Müdür: Olsa da fark etmez. Yakışıklısınız, sizin gibi birine layık… Adresi bu kağıda yazıyorum.

Jung Min: Teşekkür ederim.

Jung Min yavaşça bardan çıktı. Duyduklarına hala inanmakta güçlük çekiyordu. Mi En’in zayıf noktasını bulmuştu. Ama bunu kullanabilecek kadar taş kalpli miydi? Gerçi Mi En kendisine ihanet ederken düşünmüş müydü her şeyi? Elindeki kağıda bakıyordu sadece. Az sonra bir taksiye bindi. Gidiyordu işte, hayatını çalan kıza. Yapacağı konuşmaları kafasında tasarlarken çoktan yarım saat geçmişti. Az sonra indi. Şirin bir sokaktaydı evi. Bir binanın 2.katında oturuyordu. Yavaşça binaya girip merdivenleri yorgun adımlarla çıktı. Kapıyı çalıp çalmamakta kararsızdı. Ama öfkesinden hiçbir şey değişmemişti. Sadece merak duygusu eklenmişti. Az sonra zili çaldı. Mi En kapıyı açtığında karşısında öylece duran Jung Min’i görünce kalakalmıştı şaşkınlıktan. Kalbinin telaşlı atışını kulaklarında hissediyordu, dizleri titremeye başlamıştı. Titreyen bir ses tonuyla konuştu.

Mi En: Se… Sen… Sen nasıl…

Jung Min: Kavga etmeye gelmedim. Konuşacağız.

Mi En: Beni nasıl buldun?

Jung Min: Ne önemi var?

Jung Min’in rahat ve sakin ses tonu, telaşlı Mi En’i biraz da olsa rahatlatmıştı ama yine de gergindi. Tüm planların mahvolacağından korkuyordu. Az sonra salondaki koltuklarda oturuyorlardı. Mi En oturduğu yerden ayaklarını titretip duruyordu.

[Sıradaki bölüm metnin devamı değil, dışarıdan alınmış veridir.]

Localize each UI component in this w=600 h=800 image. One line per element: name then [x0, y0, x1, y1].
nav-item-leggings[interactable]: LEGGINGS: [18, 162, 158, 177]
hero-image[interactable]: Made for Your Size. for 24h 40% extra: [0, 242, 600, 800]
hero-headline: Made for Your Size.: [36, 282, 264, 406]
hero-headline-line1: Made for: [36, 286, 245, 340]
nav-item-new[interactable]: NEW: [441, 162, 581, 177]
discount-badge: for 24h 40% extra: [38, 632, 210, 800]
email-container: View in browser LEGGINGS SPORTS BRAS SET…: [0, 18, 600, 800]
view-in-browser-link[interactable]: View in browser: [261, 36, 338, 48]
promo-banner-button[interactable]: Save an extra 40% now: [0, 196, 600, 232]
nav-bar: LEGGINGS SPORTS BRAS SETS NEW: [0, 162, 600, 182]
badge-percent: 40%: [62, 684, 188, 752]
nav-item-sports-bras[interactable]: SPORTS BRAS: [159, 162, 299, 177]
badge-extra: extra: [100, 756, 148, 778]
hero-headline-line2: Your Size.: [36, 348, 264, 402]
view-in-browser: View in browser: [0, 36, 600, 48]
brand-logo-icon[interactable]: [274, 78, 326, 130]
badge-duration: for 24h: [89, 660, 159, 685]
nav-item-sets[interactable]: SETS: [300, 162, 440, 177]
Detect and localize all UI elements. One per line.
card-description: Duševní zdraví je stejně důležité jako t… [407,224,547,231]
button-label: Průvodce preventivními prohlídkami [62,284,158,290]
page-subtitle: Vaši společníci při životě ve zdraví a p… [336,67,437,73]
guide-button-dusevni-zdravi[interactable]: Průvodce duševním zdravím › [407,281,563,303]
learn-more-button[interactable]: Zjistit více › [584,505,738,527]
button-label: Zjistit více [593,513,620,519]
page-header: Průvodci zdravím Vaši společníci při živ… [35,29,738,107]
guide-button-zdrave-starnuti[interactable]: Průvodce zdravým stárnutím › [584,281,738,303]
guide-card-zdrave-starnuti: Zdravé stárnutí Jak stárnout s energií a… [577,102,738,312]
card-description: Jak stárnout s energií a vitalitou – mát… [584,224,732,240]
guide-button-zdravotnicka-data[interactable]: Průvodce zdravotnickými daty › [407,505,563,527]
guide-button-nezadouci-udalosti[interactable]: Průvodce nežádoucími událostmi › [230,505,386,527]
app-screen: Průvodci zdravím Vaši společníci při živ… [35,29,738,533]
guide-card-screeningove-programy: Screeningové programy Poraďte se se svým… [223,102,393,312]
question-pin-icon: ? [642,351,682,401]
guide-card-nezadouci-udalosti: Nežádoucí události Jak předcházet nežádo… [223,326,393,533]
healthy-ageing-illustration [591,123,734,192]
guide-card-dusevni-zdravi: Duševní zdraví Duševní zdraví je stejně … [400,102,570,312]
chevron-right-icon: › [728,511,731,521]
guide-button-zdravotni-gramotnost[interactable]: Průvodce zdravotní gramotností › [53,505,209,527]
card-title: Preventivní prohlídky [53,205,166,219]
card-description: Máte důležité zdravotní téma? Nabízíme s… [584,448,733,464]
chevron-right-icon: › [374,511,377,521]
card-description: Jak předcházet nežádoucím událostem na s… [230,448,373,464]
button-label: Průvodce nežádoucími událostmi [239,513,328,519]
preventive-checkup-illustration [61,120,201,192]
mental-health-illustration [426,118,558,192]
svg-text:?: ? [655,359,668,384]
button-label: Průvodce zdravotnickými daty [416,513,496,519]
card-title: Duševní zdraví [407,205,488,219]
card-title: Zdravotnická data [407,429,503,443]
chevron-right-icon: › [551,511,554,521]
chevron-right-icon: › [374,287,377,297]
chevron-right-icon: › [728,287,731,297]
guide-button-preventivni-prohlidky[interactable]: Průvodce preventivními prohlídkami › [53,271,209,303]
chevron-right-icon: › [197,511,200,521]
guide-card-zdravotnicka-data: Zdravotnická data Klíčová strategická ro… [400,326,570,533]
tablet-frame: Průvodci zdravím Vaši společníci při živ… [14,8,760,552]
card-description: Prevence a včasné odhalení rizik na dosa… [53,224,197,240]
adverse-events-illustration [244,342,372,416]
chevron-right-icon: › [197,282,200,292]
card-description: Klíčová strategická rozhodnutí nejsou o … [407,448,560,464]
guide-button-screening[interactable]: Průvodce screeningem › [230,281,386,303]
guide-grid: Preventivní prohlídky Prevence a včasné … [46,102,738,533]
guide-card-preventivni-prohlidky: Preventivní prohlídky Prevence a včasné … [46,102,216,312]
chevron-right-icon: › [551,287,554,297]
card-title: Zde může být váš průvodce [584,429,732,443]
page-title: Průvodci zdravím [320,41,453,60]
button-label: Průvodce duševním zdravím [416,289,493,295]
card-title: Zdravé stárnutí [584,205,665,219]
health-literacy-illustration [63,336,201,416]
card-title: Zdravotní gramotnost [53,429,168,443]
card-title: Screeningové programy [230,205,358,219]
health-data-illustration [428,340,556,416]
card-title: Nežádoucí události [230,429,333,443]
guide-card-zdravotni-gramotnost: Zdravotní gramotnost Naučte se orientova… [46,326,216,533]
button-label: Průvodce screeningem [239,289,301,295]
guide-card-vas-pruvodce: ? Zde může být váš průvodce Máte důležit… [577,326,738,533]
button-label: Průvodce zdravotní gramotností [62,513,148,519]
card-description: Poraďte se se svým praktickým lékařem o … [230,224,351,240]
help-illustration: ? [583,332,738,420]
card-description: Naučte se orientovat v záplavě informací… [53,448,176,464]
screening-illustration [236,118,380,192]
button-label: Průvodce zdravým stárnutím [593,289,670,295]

Jung Min: Korkma, gayet sakinim.

Mi En: Neden geldin? Neden peşimi bırakmıyorsun?

Jung Min: Çünkü açıklığa kavuşması gereken bir mesele var.

Mi En: Sana anlattım daha ne is-

Jung Min: Anlatmadığın şeyler olabilir mi? Baban gibi mesela. 

Mi En öylece kalakaldı. Çekik gözlerini yere dikmişti. Durgunlaştı… Babası en hassas olduğu konuydu.

Mi En: Sen… Nereden biliyorsun?

Jung Min: Bunun bir önemi yok. Bana her şeyi anlat. Neden bana iftira attığından başla mesela.